3 . (p. 65) Mastodon King: The reference is to a successful prospector on Mastodon Creek in the Forty-Mile mining area.
4 . (p. 66)
Skookum Benches: This is an area of the Klondike gold fields named after Skookum Jim, a Native American who discovered gold on a branch of the Klondike River. A bench is a terrace formed along the base of a mountain by unequal erosion or by mining.
Chapter VII
1 . (p. 70)
Hudson Bay Company: One of the largest and most profitable fur trading companies in North America, Hudson’s Bay Company (not, as London calls it, Hudson Bay Company) by the 1830s had a virtual monopoly over trade in Canada from the Atlantic to the Pacific.
White Fang
Part Four, Chapter II
1 . (p. 212)
Sour-doughs: This was a nickname for miners who had spent at least one year “inside” and had experienced the perils of a winter in a Yukon or Klondike mining camp.

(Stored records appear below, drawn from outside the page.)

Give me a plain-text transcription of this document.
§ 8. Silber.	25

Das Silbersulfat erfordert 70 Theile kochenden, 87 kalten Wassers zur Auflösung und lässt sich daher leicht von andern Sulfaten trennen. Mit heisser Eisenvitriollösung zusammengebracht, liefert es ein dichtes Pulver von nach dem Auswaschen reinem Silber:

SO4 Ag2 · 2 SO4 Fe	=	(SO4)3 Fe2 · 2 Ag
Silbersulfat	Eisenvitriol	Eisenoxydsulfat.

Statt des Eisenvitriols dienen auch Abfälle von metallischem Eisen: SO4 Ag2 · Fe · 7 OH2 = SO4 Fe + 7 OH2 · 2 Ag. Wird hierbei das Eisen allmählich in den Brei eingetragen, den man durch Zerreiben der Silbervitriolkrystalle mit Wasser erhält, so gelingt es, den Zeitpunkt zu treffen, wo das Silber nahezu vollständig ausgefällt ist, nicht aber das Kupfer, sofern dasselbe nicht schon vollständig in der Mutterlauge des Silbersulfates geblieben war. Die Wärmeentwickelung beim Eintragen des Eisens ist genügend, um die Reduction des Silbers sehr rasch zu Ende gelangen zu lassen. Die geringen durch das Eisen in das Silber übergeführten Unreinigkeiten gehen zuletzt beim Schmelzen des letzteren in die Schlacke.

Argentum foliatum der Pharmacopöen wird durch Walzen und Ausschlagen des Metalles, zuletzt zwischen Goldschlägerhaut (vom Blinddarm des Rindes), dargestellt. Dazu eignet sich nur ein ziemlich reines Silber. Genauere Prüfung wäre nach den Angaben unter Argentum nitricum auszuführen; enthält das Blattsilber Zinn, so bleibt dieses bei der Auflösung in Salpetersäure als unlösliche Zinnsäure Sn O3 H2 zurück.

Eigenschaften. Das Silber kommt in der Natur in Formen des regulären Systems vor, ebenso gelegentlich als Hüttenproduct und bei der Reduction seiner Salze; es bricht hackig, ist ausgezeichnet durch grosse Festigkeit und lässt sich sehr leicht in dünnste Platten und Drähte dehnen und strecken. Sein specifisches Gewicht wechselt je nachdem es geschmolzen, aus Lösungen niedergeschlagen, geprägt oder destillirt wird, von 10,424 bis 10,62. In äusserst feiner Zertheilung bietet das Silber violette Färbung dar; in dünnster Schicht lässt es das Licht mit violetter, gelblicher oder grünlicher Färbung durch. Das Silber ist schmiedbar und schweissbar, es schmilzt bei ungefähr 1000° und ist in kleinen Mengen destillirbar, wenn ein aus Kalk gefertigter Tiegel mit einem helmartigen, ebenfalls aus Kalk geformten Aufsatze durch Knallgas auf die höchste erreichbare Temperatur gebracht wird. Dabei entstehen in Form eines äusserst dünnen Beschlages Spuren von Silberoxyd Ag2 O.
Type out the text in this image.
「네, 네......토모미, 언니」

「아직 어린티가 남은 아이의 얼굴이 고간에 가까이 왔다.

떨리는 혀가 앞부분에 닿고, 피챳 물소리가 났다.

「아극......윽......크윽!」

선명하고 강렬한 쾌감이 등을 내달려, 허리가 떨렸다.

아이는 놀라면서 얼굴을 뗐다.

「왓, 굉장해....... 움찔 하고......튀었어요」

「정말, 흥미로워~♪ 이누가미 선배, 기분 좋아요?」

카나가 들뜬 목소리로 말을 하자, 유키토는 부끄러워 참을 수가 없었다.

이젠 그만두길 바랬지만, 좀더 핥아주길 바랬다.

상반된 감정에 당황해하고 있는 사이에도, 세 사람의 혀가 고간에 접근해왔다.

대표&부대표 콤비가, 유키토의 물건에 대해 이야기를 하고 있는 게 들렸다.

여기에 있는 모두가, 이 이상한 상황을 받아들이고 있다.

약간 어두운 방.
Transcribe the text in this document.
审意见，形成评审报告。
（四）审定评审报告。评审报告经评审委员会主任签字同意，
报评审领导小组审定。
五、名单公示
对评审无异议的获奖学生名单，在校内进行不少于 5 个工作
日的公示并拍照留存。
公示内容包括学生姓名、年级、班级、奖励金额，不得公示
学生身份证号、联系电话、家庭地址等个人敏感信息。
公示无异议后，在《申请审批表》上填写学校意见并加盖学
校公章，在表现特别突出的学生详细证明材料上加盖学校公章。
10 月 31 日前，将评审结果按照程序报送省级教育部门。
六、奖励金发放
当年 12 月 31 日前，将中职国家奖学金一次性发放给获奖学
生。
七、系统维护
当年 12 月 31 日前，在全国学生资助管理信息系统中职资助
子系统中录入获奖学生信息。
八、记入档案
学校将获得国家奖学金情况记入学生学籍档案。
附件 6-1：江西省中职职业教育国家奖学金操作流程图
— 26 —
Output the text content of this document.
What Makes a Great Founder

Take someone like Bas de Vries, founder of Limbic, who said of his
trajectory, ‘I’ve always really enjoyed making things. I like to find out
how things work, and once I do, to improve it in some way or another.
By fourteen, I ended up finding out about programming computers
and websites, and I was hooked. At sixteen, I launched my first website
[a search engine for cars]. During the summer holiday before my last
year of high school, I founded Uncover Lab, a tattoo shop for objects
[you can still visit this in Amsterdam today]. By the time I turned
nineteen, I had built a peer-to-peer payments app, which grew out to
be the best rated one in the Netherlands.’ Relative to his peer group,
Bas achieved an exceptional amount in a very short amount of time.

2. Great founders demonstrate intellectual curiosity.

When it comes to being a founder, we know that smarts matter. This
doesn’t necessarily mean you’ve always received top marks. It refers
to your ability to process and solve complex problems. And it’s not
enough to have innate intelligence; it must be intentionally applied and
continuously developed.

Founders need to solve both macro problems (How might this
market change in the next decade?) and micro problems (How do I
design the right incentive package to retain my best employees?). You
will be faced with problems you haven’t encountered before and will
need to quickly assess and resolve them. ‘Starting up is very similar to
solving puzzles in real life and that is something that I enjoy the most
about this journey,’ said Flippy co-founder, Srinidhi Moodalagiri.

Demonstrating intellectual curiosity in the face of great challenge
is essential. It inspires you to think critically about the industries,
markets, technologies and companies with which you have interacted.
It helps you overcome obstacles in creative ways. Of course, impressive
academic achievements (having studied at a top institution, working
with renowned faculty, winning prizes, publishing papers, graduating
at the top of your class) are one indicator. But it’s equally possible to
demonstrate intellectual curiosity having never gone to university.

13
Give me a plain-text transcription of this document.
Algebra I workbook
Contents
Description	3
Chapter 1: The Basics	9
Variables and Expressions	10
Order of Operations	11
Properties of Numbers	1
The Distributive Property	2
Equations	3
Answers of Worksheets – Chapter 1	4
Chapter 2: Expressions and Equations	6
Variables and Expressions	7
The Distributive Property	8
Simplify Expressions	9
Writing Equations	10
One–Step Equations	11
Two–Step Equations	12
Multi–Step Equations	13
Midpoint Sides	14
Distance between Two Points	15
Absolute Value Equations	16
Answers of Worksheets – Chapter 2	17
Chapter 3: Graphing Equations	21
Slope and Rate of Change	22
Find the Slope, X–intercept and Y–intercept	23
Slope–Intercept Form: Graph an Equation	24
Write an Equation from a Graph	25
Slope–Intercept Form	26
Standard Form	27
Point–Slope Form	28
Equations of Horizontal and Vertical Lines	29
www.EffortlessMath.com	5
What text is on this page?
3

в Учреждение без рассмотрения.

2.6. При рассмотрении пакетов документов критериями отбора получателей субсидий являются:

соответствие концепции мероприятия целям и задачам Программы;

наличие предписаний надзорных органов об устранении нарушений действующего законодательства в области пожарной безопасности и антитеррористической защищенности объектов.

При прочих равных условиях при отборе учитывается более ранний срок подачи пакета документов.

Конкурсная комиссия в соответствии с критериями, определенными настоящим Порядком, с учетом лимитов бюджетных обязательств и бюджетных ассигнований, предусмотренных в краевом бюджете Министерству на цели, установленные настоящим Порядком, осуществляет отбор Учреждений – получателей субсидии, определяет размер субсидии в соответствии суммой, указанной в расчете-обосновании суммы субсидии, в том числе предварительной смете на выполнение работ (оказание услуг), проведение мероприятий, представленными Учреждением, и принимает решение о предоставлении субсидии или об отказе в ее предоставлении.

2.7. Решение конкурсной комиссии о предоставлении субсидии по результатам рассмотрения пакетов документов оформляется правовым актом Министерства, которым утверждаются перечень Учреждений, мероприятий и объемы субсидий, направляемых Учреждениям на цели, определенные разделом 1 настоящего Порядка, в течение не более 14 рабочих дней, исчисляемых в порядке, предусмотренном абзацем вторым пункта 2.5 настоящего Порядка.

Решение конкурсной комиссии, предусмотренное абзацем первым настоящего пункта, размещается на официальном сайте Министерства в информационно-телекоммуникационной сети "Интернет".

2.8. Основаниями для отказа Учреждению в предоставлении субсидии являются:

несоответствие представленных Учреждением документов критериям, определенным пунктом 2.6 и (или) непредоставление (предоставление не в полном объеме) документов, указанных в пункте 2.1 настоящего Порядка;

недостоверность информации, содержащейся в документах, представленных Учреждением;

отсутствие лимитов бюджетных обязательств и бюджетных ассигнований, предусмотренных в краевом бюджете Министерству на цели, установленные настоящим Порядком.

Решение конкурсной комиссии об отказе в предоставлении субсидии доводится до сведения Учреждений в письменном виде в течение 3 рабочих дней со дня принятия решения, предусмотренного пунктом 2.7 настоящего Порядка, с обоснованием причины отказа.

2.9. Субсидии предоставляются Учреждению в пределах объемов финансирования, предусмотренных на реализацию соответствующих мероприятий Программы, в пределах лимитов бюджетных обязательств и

So-called because they used a sourdough mixture to make bread instead of the hard-to-obtain yeast favored by newcomers
(chechaquos) to the region. London humorously describes the process of making sourdough bread in his short narrative “Housekeeping in the Klondike.”
Part Four, Chapter IV
1 . (p. 230)
skin-fold: The description in the preceding pages of the battle between a wolf-dog and a bulldog caused London a good deal of trouble with President Theodore Roosevelt, a hunter and amateur naturalist. In an interview with
Everybody’s Magazine in June 1907, Roosevelt called this passage the “very sublimity of absurdity.” In doing so, he initiated London into the great “nature-faking” controversy. Participants in this debate battled over how one could determine the “real” cause (instinct or reason) of nonhuman animal behavior and, by extension, how the actions, emotions, and thoughts of those animals could be expressed in literary texts. London responded to Roosevelt’s attack in a biting essay entitled “The Other Animals.” He resolves the charge against him simply: “It is merely,” he writes, “a difference of opinion.”
Part Five, Chapter I
1 . (p. 256)
Sardanapalus: London uses this term as an oath. Sardanapalus was the mythical last King of Assyria (880 B.C.) who set himself, his wife, and his kingdom’s treasures on fire rather than face defeat by a rebel army.